Apparently, scrapy only runs contracts inside the docstring of parse
while ignoring the others. Since the cppreference spider uses the parse
method as an entry point for distributing different types of pages to their respective parsers, this isn't really effective.
I currently have the following (method bodies cut out for readability):
def parse(self, response):
"""
@url http://en.cppreference.com/w/cpp/symbol_index
@returns requests 1
"""
...
def parse_symbol_index(self, response):
"""
@url http://en.cppreference.com/w/cpp/symbol_index
@returns requests 700
"""
...
def parse_std_symbol(response):
"""
@url http://en.cppreference.com/w/cpp/symbol_index
@returns items 740
@scrapes names defined_in_header sigs desc return params example link
"""
...
All that scrappy returns when running scrapy check cppreference -v is
:
[cppreference] parse (@returns post-hook) ... ok
----------------------------------------------------------------------
Ran 1 contract in 4.883s
OK
... which is not the intended function of this.
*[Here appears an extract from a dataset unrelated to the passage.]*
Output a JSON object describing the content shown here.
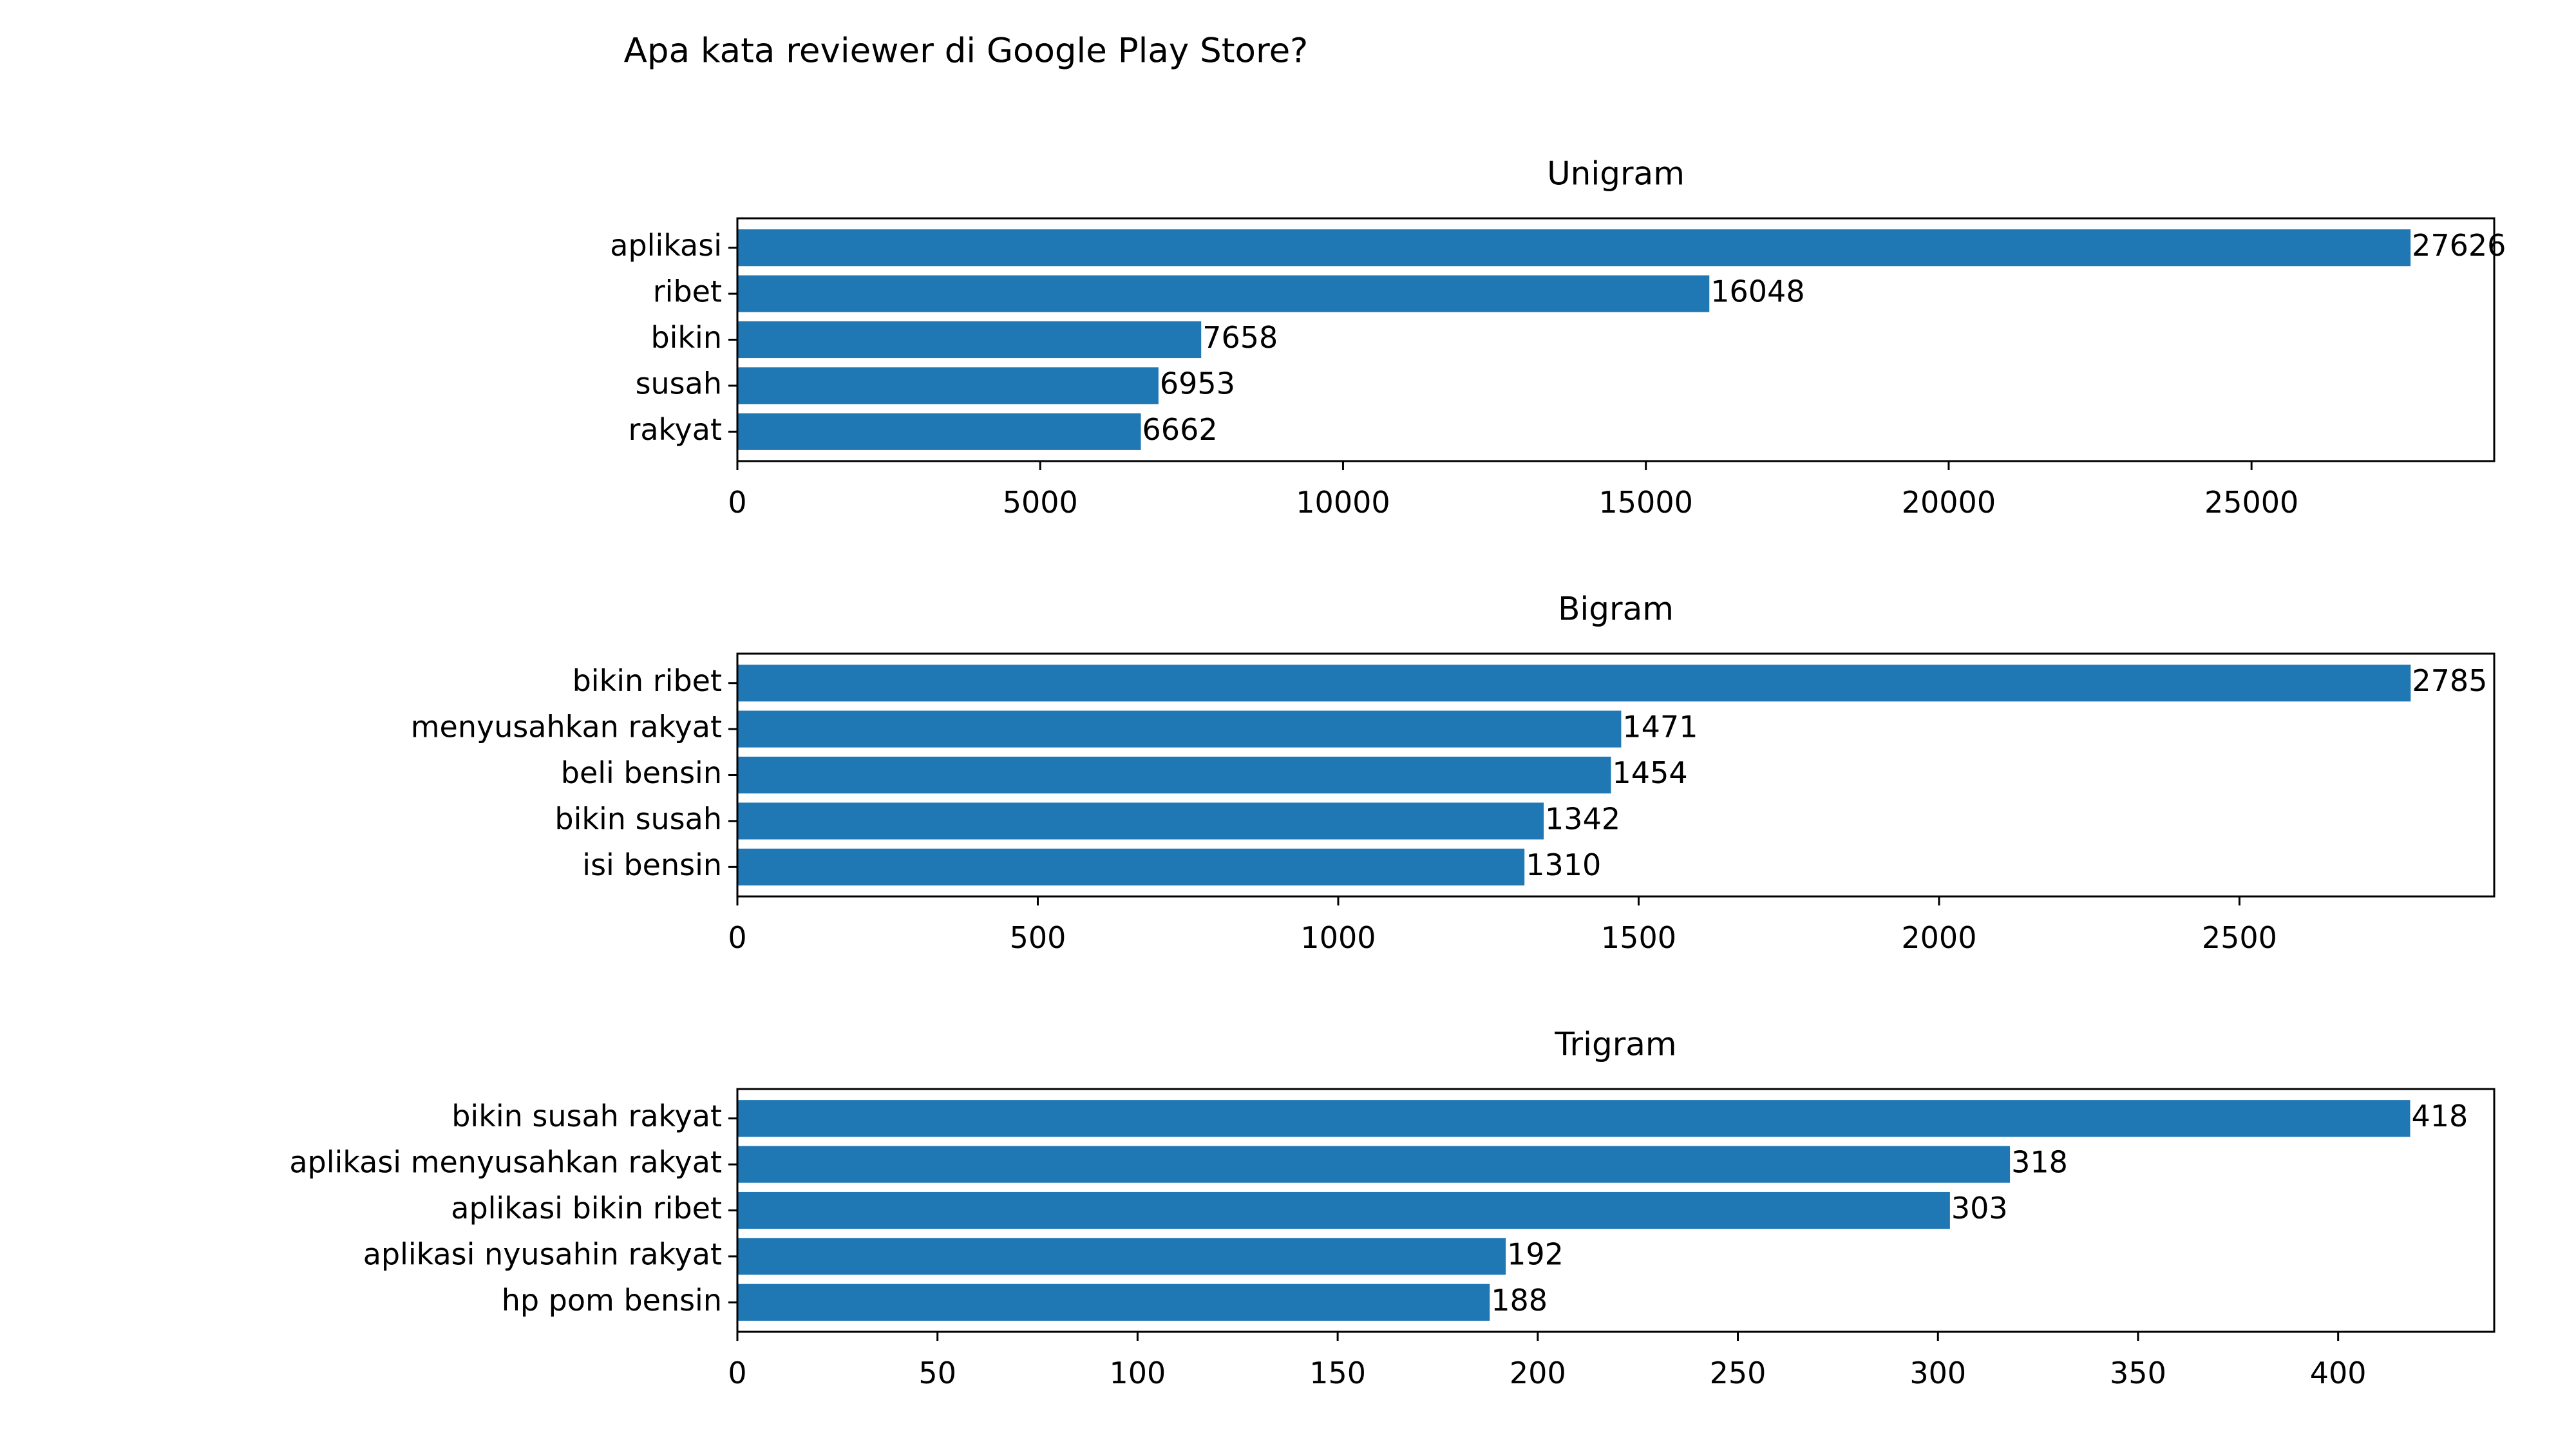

Closing this since the spider contracts do not work correctly for this. Instead, after merging the branch, we will add a test suite for various functions that were built for the scrapers as well as various utility functions.
Spider Contracts enable us to easily validate different parsing functions from our Spiders. Adding these would help ensure that the parsers function correctly and reduce testing needs from our end.